El Centro Dramático Nacional acoge un montaje creado desde la cultura de la comunidad sorda que dirige Ángela Ibáñez
“Hay que mirar con ojos de niño y pedir la Luna. Hay que pedir la Luna y creer que la podemos coger con las manos”. Los versos de Federico García Lorca inspiran y guían el sobrecogedor montaje creado desde la lengua de signos y la cultura de esta comunidad que, dirigido por la actriz sorda Ángela Ibáñez, se estrenó este viernes en el teatro María Guerrero de Madrid. Grito, boda y sangre, inspirada en Bodas de sangre y otros fragmentos de obras de Lorca, es mucho más que un grito de este colectivo por hacerse un hueco en el teatro.

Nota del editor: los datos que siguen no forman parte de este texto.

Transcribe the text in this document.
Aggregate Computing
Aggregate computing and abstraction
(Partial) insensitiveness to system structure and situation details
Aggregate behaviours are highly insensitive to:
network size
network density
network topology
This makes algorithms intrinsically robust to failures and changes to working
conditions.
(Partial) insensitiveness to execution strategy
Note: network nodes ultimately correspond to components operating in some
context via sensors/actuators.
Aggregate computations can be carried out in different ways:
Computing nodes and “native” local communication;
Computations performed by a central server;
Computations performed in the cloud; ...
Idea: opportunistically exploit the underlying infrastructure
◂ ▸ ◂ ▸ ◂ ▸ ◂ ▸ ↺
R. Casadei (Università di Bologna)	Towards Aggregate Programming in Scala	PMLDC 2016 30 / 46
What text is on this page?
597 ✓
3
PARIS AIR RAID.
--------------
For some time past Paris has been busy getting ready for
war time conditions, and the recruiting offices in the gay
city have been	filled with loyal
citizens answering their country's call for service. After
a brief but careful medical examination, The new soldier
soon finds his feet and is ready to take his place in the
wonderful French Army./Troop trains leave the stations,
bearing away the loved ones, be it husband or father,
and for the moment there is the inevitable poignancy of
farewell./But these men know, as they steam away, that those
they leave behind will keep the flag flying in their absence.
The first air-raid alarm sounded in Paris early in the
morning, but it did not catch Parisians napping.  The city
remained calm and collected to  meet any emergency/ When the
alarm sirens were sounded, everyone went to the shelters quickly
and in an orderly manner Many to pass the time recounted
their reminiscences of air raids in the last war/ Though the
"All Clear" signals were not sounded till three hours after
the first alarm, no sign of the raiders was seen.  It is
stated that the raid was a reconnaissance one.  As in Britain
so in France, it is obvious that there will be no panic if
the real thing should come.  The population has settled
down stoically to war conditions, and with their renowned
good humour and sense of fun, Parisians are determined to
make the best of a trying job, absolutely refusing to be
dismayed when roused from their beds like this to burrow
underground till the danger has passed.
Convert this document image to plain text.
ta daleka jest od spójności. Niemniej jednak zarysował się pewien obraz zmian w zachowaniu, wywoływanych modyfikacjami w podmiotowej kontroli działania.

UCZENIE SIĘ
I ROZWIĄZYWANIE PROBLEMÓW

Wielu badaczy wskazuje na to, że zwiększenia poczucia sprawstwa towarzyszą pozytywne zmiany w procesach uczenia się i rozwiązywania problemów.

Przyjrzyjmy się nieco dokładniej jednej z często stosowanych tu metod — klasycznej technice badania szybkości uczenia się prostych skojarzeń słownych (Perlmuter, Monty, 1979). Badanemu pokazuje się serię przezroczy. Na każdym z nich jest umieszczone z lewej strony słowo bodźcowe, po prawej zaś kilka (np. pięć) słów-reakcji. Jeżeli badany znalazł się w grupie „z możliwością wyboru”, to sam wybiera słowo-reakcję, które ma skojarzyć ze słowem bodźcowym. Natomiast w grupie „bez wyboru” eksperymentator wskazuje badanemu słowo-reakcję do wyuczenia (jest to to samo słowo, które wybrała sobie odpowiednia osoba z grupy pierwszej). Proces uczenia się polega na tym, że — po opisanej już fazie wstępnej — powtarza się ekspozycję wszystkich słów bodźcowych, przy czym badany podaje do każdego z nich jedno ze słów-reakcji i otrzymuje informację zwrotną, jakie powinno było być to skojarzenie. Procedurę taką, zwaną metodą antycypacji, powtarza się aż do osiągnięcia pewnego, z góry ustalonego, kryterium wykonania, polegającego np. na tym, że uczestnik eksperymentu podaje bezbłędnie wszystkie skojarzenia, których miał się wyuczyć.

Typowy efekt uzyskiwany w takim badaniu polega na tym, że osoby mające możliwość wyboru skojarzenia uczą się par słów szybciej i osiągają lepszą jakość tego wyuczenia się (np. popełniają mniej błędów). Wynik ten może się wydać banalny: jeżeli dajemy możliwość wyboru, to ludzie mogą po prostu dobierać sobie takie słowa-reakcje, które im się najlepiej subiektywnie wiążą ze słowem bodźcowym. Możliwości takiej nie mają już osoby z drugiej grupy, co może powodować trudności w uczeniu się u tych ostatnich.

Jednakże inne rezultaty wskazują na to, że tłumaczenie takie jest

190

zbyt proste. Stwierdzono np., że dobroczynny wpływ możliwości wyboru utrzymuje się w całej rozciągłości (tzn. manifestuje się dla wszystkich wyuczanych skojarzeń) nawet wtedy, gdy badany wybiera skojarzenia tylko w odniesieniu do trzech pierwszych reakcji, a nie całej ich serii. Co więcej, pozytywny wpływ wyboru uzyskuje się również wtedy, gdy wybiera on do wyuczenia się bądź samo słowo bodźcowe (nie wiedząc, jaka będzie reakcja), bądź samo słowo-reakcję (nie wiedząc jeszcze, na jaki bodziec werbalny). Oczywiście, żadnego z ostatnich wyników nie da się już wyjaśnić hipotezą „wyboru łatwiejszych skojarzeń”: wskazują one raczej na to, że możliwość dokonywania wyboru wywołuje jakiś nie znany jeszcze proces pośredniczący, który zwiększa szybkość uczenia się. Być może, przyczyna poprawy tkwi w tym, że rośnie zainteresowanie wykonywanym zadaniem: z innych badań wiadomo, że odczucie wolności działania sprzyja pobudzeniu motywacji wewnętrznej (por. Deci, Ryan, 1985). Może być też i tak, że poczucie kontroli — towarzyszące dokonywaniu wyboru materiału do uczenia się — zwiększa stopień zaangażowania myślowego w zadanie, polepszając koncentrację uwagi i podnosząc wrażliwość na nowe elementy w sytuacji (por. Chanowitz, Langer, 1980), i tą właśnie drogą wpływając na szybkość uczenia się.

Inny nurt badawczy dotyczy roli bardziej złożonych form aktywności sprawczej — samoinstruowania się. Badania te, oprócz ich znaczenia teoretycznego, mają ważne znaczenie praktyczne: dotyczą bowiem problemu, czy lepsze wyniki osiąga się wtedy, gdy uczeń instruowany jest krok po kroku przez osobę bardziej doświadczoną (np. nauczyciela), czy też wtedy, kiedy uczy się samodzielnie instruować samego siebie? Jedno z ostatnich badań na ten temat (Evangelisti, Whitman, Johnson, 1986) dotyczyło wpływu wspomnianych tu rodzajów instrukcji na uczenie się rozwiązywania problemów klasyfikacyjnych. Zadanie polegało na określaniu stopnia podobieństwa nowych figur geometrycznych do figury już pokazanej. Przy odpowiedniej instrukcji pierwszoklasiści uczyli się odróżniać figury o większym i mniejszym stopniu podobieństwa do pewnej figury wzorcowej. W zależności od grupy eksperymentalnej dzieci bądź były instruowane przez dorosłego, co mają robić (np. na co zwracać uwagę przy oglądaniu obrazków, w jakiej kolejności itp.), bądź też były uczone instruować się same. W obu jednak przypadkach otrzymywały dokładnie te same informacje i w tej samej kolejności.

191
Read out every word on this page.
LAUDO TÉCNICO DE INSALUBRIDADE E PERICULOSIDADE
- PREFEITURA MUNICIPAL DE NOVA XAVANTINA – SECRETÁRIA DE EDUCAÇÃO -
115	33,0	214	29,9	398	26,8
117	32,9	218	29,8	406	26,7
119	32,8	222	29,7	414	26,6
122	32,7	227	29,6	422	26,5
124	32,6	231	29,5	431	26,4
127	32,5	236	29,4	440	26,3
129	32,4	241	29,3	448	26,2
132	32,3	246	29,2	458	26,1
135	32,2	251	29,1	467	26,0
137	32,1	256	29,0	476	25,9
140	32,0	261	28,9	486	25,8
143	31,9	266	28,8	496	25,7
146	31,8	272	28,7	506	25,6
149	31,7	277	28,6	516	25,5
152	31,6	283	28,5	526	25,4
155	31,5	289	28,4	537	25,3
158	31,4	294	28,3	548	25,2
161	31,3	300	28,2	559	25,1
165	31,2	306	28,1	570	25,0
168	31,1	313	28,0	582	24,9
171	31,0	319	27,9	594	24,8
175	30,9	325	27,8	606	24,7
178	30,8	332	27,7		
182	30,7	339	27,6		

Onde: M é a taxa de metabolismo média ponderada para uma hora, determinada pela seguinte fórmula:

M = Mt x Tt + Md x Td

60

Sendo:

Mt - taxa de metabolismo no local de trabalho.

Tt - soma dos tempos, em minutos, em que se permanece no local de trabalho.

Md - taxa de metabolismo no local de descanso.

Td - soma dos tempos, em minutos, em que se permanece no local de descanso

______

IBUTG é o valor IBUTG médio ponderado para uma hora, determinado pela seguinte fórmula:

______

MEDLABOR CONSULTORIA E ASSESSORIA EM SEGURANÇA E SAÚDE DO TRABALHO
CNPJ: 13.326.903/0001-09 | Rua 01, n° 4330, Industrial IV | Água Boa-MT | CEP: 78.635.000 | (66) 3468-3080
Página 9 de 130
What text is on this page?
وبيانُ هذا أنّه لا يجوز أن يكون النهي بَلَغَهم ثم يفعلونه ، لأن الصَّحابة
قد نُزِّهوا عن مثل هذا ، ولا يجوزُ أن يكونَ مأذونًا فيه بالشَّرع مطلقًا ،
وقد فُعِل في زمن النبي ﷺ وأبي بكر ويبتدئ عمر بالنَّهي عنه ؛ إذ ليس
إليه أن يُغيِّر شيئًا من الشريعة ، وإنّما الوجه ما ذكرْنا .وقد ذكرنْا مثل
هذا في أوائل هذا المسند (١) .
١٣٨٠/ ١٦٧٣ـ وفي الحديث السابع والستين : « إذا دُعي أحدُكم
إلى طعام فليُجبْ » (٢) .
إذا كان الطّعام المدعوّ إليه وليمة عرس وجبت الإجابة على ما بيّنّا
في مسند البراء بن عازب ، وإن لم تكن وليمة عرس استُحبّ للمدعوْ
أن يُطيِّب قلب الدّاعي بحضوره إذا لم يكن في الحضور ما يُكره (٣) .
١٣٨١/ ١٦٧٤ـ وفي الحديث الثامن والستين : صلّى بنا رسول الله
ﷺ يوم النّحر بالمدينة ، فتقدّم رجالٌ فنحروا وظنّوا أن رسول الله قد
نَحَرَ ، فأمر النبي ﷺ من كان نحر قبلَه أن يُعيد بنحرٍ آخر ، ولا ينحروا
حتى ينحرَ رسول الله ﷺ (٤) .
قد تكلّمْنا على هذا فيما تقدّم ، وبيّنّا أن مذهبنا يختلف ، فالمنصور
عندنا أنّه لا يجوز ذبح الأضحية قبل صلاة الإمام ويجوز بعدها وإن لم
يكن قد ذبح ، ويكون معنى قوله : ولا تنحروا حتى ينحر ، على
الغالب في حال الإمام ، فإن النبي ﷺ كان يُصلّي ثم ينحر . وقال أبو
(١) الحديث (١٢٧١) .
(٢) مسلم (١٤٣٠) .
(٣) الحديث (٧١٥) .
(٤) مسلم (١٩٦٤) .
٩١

Es una reivindicación de la cultura sorda que se rebela contra una realidad que amenaza sus posibilidades de desarrollo, su acceso a la cultura y su felicidad. Con dramaturgia de Iker Azkoitia y dirección asociada de Julián Fuentes Reta, son dos las actrices, Emma Vallejo y Mari López, las protagonistas de este montaje que combina lengua de signos, elementos visuales, música en directo y lengua oral y que es accesible para las personas oyentes.
Ángela Ibáñez, actriz nacida hace 38 años en Madrid y que vive en París con su pareja y su hija pequeña, está estos días tocando la Luna, tal y como deseaba Lorca. Para ella, esta obra con la que se estrena como directora es un acto de reivindicación, memoria y libertad. “Supone el reconocimiento de la lengua de signos como una lengua más dentro de la sociedad. De memoria porque es un homenaje a Lorca. Los sordos nos sentimos muy identificados con él porque, como homosexual, sufrió discriminación, pero siempre sintió mucho orgullo de su identidad. Estoy atravesada como persona y como intérprete por Lorca. Su forma de escribir es muy visual. Mi primera obra como actriz en el teatro fue el papel de Adela en La casa de Bernarda Alba. La libertad nos la da el hecho de que podemos hacer y demostrar con nuestra lengua y nuestra cultura aquello que soñamos y deseamos”, asegura en lengua de signos la actriz, en un encuentro con este periódico, acompañada de dos traductoras.